BOOKS & BLOG: October 3, 2017

by | Oct 5, 2017 | 2017

Books of the Week:

 

I have a lot of time to read in airports, so I’ll start working down the pile of books I read, some on my IPad, and some in solid book format.

 

  • Red Sister, Mark Lawrence
  • Lies, Damned Lies, and History, Jodi Taylor
  • Dark Legacy, Christine Feehan
  • The Western Star, Craig Johnson

 

 This is quite a spread of reading experience, huh? Red Sister takes place in a land where conditions are fairly medieval, in some respects. But some children are taken from their homes if they have certain extra-natural abilities. Or if the parents are starving, they may sell their child to a child-dealer, who takes them to the capital and sells them to whoever needs a child with a particular ability. One child, Nona Gray, is saved from the gallows by the Abbess of the Convent of Sweet Mercy. At the convent, girls are taught the art of killing and maximizing of their particular talent. Nona is a girl with secrets, and they’re not happy ones. Nona herself blazes with life, making Red Sister a compelling read. This is a very, very fine book.

 

You all know I’m a great fan of Jodi Taylor’s. I’m eking out the Chronicles of St. Mary’s books I haven’t read, and I’m coming close to the end.

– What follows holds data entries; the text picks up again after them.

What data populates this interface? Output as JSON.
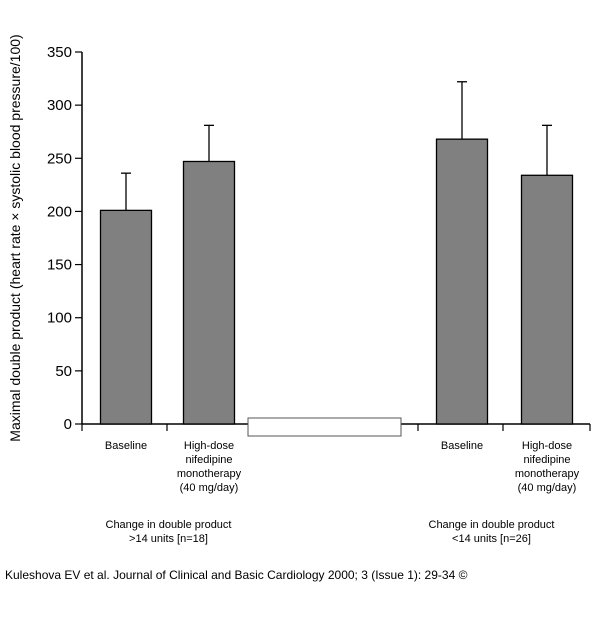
{
  "chart_data": {
    "type": "bar",
    "ylabel": "Maximal double product (heart rate × systolic blood pressure/100)",
    "ylim": [
      0,
      350
    ],
    "yticks": [
      0,
      50,
      100,
      150,
      200,
      250,
      300,
      350
    ],
    "grid": false,
    "groups": [
      {
        "label_lines": [
          "Change in double product",
          ">14 units [n=18]"
        ],
        "bars": [
          {
            "category_lines": [
              "Baseline"
            ],
            "value": 201,
            "error_upper": 236
          },
          {
            "category_lines": [
              "High-dose",
              "nifedipine",
              "monotherapy",
              "(40 mg/day)"
            ],
            "value": 247,
            "error_upper": 281
          }
        ]
      },
      {
        "label_lines": [
          "Change in double product",
          "<14 units [n=26]"
        ],
        "bars": [
          {
            "category_lines": [
              "Baseline"
            ],
            "value": 268,
            "error_upper": 322
          },
          {
            "category_lines": [
              "High-dose",
              "nifedipine",
              "monotherapy",
              "(40 mg/day)"
            ],
            "value": 234,
            "error_upper": 281
          }
        ]
      }
    ],
    "bar_color": "#808080"
  },
  "citation": "Kuleshova EV et al. Journal of Clinical and Basic Cardiology 2000; 3 (Issue 1): 29-34 ©"
}
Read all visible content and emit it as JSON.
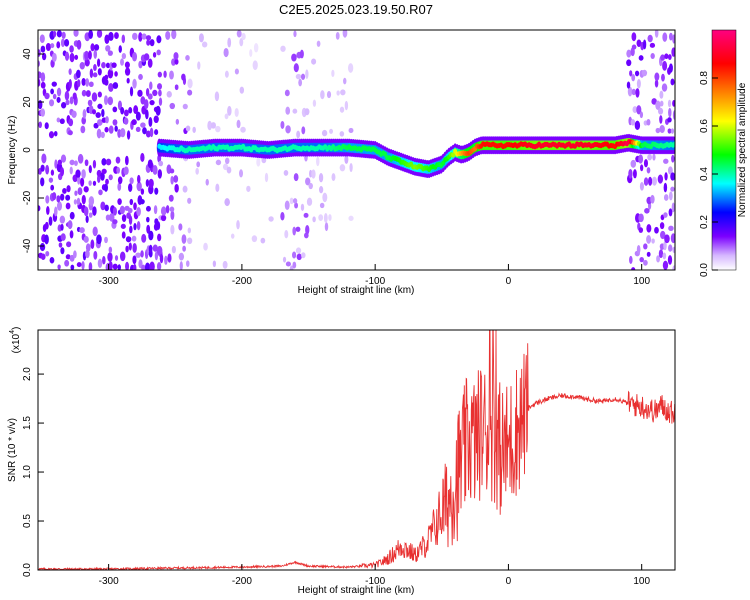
{
  "title": "C2E5.2025.023.19.50.R07",
  "chart_data": [
    {
      "type": "heatmap",
      "xlabel": "Height of straight line (km)",
      "ylabel": "Frequency (Hz)",
      "xlim": [
        -353,
        125
      ],
      "ylim": [
        -50,
        50
      ],
      "xticks": [
        -300,
        -200,
        -100,
        0,
        100
      ],
      "yticks": [
        -40,
        -20,
        0,
        20,
        40
      ],
      "colorbar": {
        "label": "Normalized spectral amplitude",
        "range": [
          0,
          1
        ],
        "ticks": [
          0.0,
          0.2,
          0.4,
          0.6,
          0.8
        ],
        "tick_labels": [
          "0.0",
          "0.2",
          "0.4",
          "0.6",
          "0.8"
        ],
        "colormap": [
          "#ffffff",
          "#7b00ff",
          "#0000ff",
          "#00ffff",
          "#00ff00",
          "#ffff00",
          "#ff8000",
          "#ff0000",
          "#ff0080"
        ]
      },
      "ridge": {
        "x": [
          -262,
          -240,
          -220,
          -200,
          -180,
          -160,
          -140,
          -120,
          -100,
          -90,
          -80,
          -70,
          -60,
          -50,
          -45,
          -40,
          -35,
          -30,
          -25,
          -20,
          -10,
          0,
          20,
          40,
          60,
          80,
          90,
          100,
          125
        ],
        "freq": [
          1,
          0,
          1,
          1,
          0,
          1,
          1,
          1,
          0,
          -3,
          -5,
          -7,
          -8,
          -6,
          -3,
          -1,
          -2,
          -1,
          1,
          2,
          2,
          2,
          2,
          2,
          2,
          2,
          3,
          2,
          2
        ],
        "amplitude": [
          0.35,
          0.4,
          0.4,
          0.4,
          0.4,
          0.4,
          0.4,
          0.45,
          0.45,
          0.45,
          0.5,
          0.55,
          0.5,
          0.45,
          0.5,
          0.6,
          0.7,
          0.8,
          0.75,
          0.85,
          0.85,
          0.85,
          0.9,
          0.9,
          0.9,
          0.85,
          0.95,
          0.45,
          0.4
        ]
      }
    },
    {
      "type": "line",
      "xlabel": "Height of straight line (km)",
      "ylabel": "SNR (10 * v/v)",
      "y_multiplier": "(x10",
      "y_multiplier_exp": "4",
      "y_multiplier_close": ")",
      "xlim": [
        -353,
        125
      ],
      "ylim": [
        0,
        2.45
      ],
      "xticks": [
        -300,
        -200,
        -100,
        0,
        100
      ],
      "yticks": [
        0.0,
        0.5,
        1.0,
        1.5,
        2.0
      ],
      "color": "#e83030",
      "series": [
        {
          "x": [
            -353,
            -300,
            -250,
            -200,
            -170,
            -160,
            -150,
            -120,
            -110,
            -100,
            -95,
            -90,
            -85,
            -80,
            -75,
            -70,
            -65,
            -60,
            -55,
            -50,
            -45,
            -40,
            -35,
            -30,
            -25,
            -20,
            -15,
            -10,
            -5,
            0,
            5,
            10,
            15,
            20,
            30,
            40,
            50,
            60,
            70,
            80,
            90,
            100,
            110,
            115,
            120,
            125
          ],
          "y": [
            0.01,
            0.01,
            0.02,
            0.03,
            0.04,
            0.08,
            0.04,
            0.03,
            0.04,
            0.05,
            0.08,
            0.12,
            0.18,
            0.25,
            0.2,
            0.15,
            0.22,
            0.3,
            0.45,
            0.6,
            0.7,
            0.9,
            1.1,
            1.35,
            1.3,
            1.45,
            1.4,
            1.35,
            1.2,
            1.25,
            1.4,
            1.55,
            1.65,
            1.7,
            1.75,
            1.78,
            1.77,
            1.74,
            1.72,
            1.75,
            1.7,
            1.67,
            1.62,
            1.68,
            1.62,
            1.6
          ]
        }
      ]
    }
  ]
}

Lies, Damned Lies, and History is the most scouring of Taylor’s entries, because our Max makes enough mistakes to choke a goat. She travels back with the St. Mary’s historians, though heavily pregnant, to become embroiled in a war in early England. If she doesn’t escape in the St. Mary’s travel pod, her child will be born in between, which means he is not part of Earth’s timeline anymore. The stubborn Max, who has some great and endearing qualities, is really too reckless and headstrong in this book, and she pays the price. But as always, there is humor mixed in with the danger.

 

I got to visit with Christine Feehan at StoryCon in New Orleans. She’s a wonderful person, interesting and dedicated to her craft. I’d read several of her earlier books, and when I got home I read Dark Legacy. Feehan writes dominant males, who only want to protect and care for women they see as theirs. But I give a great hats’ off to her, because the women are determined too, but in a different way. While the male Carpathians often seem the same, the women they love are very different. Emeline is pregnant with the child of a loathesome vampire, one who raped her systematically. She is afraid of contact with other people, for fear she will taint them. The Carpathian Dragomir has been alone for centuries, and is afraid he’ll return to the dark side if he doesn’t find someone to love. Of course, they are going to come together and fight for each other. This is sheer wish fulfillment, but there’s really nothing wrong with that!

 

I hope you’ve watched the TV show made from Craig Johnson’s books, “Longmire.” It’s really good. The books are even better. The Western Star, a trainful of sheriffs, is missing someone . . . and that someone turns up dead. Walt Longmire himself is the chief suspect. But this is only one of the problems Walt faces. A vicious serial killer he apprehended is coming up for parole, and he’s rumored to be dying. Will the parole board let the killer out, since these are his last days? This book, unlike others in the series, ends with the story unfinished, and I can hardly wait for the second book. Johnson’s writing is admirable. Spare and precise, it hooks us into Walt’s world and makes us feel part of it.

 

Blog

 

It’s very nice to be in my own home again, and not on an airplane or in a hotel. Of course, I travel next week to go to Bouchercon (the world mystery convention) in Toronto, but I’m savoring this moment.

 

In professional news, I finished the editorial changes on “An Easy Death,” the new and probably final title of my next year’s book. It’s at the publishing house being copyedited, I am sure. Eventually, I’ll get the manuscript back to okay the changes the copyeditor deems necessary. (Or not okay them.) Like many writers, I get unreasonably angry at the copyeditor (whom I will never meet) when he/she catches one of my mistakes. Or doesn’t understand the material, which usually means rewrites.

 

Eventually, everyone will agree that the book’s as good as it’s going to get, and it will go to the printer, to appear in bookstores sometime next year. Every time I go through this process, by the time it’s over I’m convinced I’ve written a terrible book, the suckiest novel in the history of novels.

 

I hope you will not agree with that. When it’s close to the drop date, I will perk up.

 

In the meantime, I’ve started the second book in the series, and so far, I’m enjoying myself. That’s my goal. I feel that if I can entertain myself, I can entertain you.

 

Back to the travel topic. On this mini-tour, I visited five independent bookstores and got the same question at all but one. And this is a new question, no one’s asked me this before. “Do you dream about your books?” Where did this come from? Did some writer recently say she dreamed her books? Why this sudden interest? Any of you know?

 

The wait to see if “Midnight, Texas” will be renewed has really stretched out. It’s a good show that’s gotten great responses, but it’s also expensive to produce; lots of special effects. I am ever hopeful!